La dernière sortie du président de la République à l’encontre des maires n’est pas bien appréciée par Bounama Kanté. « Le chef de l’État est entrain d’exposer les maires en les invitant d’arrêter de vendre les terres ». Pour le troisième adjoint au maire de la commune de Tambacounda, la question du foncier est tellement sensible qu’il faut l’aborder avec prudence.
« Certes, le président est la personne la mieux placée pour évoquer certaines questions mais je trouve que cette sortie n’arrange pas les maires. Le chef de l’État aurait plutôt utilisé d’autres termes que ceux prononces lors de cette rencontre avec les maires », dit-il.
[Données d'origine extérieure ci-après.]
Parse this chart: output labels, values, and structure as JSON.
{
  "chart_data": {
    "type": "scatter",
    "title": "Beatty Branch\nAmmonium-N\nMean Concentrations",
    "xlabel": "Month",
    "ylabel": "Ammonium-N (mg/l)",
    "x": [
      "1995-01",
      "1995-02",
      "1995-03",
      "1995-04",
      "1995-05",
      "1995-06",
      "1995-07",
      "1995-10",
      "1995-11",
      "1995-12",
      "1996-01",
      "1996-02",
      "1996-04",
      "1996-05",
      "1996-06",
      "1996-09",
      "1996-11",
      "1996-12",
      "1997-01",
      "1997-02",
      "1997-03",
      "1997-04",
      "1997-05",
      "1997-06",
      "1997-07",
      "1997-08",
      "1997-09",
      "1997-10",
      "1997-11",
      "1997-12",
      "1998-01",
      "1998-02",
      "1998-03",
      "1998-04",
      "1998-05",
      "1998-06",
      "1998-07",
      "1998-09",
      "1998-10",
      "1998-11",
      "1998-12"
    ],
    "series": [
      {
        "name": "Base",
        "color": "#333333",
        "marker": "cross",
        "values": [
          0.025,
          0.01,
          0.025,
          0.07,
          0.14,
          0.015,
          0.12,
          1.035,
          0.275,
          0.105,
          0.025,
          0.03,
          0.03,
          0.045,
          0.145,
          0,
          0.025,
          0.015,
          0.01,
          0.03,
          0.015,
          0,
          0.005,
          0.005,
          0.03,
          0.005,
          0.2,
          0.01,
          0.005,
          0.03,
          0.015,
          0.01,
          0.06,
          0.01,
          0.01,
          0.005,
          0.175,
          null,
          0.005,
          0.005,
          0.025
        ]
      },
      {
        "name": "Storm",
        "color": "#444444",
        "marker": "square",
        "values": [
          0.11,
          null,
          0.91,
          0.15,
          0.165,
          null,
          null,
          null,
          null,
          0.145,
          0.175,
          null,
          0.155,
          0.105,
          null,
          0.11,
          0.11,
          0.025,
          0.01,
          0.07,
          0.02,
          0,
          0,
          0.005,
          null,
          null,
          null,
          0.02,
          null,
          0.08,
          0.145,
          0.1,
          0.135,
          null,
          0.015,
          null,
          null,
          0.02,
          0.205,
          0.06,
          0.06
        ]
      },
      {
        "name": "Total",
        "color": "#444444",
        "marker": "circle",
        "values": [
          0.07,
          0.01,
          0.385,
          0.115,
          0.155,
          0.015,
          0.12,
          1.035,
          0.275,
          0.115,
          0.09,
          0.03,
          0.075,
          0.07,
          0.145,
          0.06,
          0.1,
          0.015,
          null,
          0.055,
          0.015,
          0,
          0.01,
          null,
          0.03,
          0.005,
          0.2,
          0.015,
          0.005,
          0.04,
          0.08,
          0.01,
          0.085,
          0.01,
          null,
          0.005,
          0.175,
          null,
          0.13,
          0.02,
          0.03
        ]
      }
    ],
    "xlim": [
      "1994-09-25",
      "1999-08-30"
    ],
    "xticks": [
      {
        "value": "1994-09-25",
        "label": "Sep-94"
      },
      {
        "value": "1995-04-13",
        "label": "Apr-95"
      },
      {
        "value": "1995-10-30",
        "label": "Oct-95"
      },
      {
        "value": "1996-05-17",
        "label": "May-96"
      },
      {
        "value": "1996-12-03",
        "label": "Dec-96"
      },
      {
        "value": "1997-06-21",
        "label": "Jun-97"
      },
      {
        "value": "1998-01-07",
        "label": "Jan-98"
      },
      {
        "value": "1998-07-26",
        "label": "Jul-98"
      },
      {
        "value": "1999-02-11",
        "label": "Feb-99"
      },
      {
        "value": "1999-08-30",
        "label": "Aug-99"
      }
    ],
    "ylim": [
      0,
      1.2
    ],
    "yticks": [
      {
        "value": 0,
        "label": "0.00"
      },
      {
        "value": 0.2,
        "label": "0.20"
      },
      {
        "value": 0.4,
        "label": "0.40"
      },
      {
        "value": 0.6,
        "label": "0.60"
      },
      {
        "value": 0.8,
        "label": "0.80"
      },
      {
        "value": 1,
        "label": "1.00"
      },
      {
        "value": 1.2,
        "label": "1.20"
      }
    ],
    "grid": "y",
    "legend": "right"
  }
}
M. Kanté qui déplore ces propos, déclare d’ailleurs que « les maires n’ont aucune prérogative pour vendre des terres. Ils peuvent donner une autorisation mais les terres sont céder de manière définitive par les autorités administratives et les services techniques. Car après tout, les terres appartiennent à l’État. Cette déclaration du président peut avoir même des conséquences beaucoup plus graves pour les maires. Certains partenaires pourraient revoir leur compagnonnage avec les mairies à cause de cette sortie » poursuit-il.
Car un partenaire peut s’appuyer sur ces propos et mettre fin à son partenariat avec une collectivité locale. « A mon humble avis, le président pouvait parler autrement », clame l’adjoint au maire. Cependant, il estime que c’est une bonne mise en garde pour tous les élus. « Car les terres doivent être préservées pour les générations futures mais le président n’a pas mis la forme à cet effet », regrette Bounama Kante.
Il invite d’ailleurs les maires à renforcer davantage la communication avec les populations sur la question foncière. « Cela pourrait contribuer à une gestion beaucoup plus transparente du foncier».